GINFORM plans the Information Technology audit by involving two major steps.  The first step is to gather information and do some planning – the second step is to gain an understanding of the existing internal control structure.  More and more organizations are moving to a risk-based audit approach which is used to assess risk and helps an IT auditor make the decision as to whether perform compliance testing or substantive testing.  In a risk-based approach, we are relying on internal and operational controls as well as the knowledge of the company or the business.  This type of risk assessment decision can help to relate the cost-benefit analysis of the control to the known risk.  In the “Gathering Information” step, GINFORM needs to identify five items:

  • Knowledge of business and industry
  • Prior year’s audit results ( if applicable )
  • Recent financial information
  • Regulatory statutes
  • Inherent risk assessment

In the step “Gain an Understanding of the Existing Internal Control Structure”, GINFORM needs to identify five other areas/items:

  • Control environment
  • Control procedures
  • Detection risk assessment
  • Control risk assessment
  • Equate total risk

Objectives of an IT audit

Most often, IT audit objectives concentrate on substantiation that the internal controls exist and are functioning as expected to minimize business risk.
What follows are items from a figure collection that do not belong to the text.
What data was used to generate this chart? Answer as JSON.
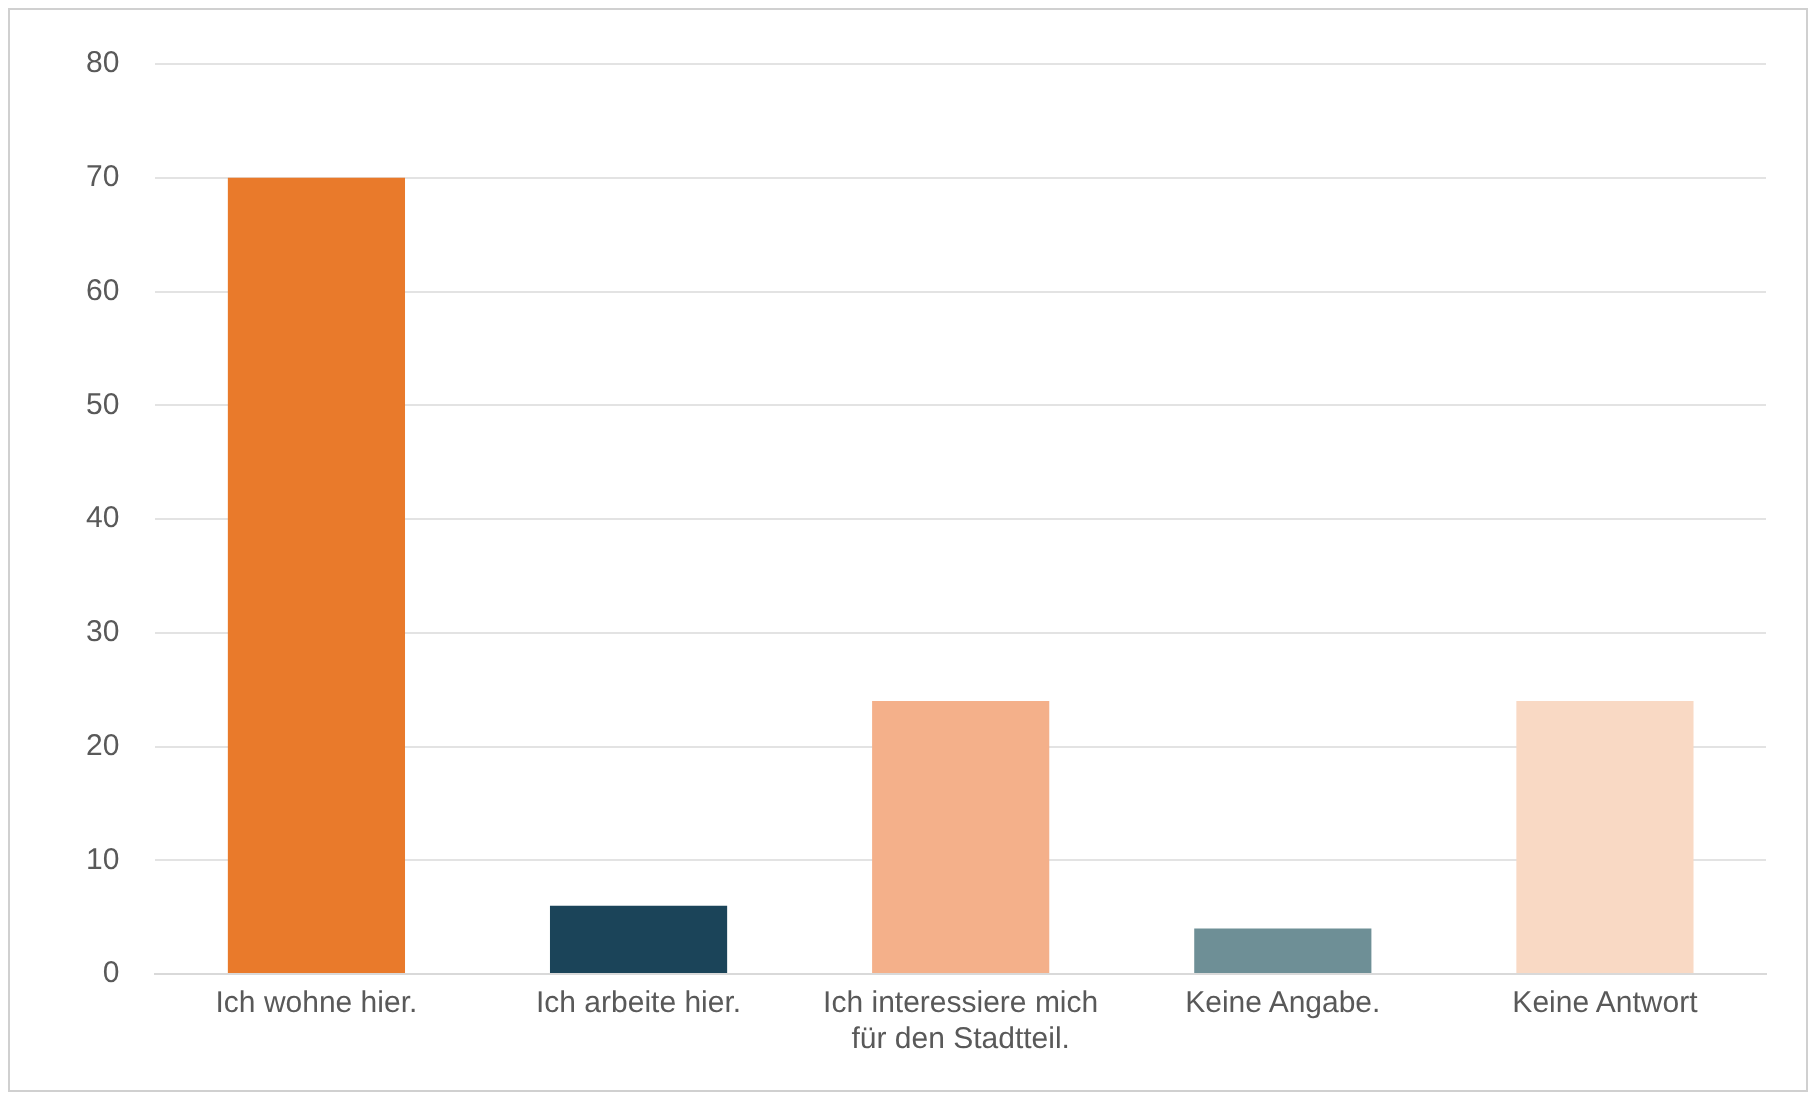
{
  "chart_data": {
    "type": "bar",
    "categories": [
      "Ich wohne hier.",
      "Ich arbeite hier.",
      "Ich interessiere mich für den Stadtteil.",
      "Keine Angabe.",
      "Keine Antwort"
    ],
    "values": [
      70,
      6,
      24,
      4,
      24
    ],
    "colors": [
      "#e97a2b",
      "#1b4459",
      "#f4b08a",
      "#6e8f96",
      "#f9d9c4"
    ],
    "ylim": [
      0,
      80
    ],
    "yticks": [
      0,
      10,
      20,
      30,
      40,
      50,
      60,
      70,
      80
    ],
    "grid": "y",
    "legend": false
  }
}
These audit objectives include assuring compliance with legal and regulatory requirements, as well as the confidentiality, integrity, and availability of information systems and data.

IT audit strategies

There are two areas, the first is whether we should do a compliance or a substantive testing and the second is “How do we go about getting the evidence to allow us to audit the application and make report to management ? ”
The second area, “How do we go about getting the evidence to allow us to audit the application and make report to management?”, should come as no surprise.
GINFORM need to:

  • Review IT organizational structure
  • Review IT policies and procedures
  • Review IT standards
  • Review IT documentation
  • Review the organization’s BIA
  • Interview the appropriate personnel
  • Observe the processes and employee performance
  • Examination, which incorporates by necessity, the testing of controls, and therefore includes the results of the tests.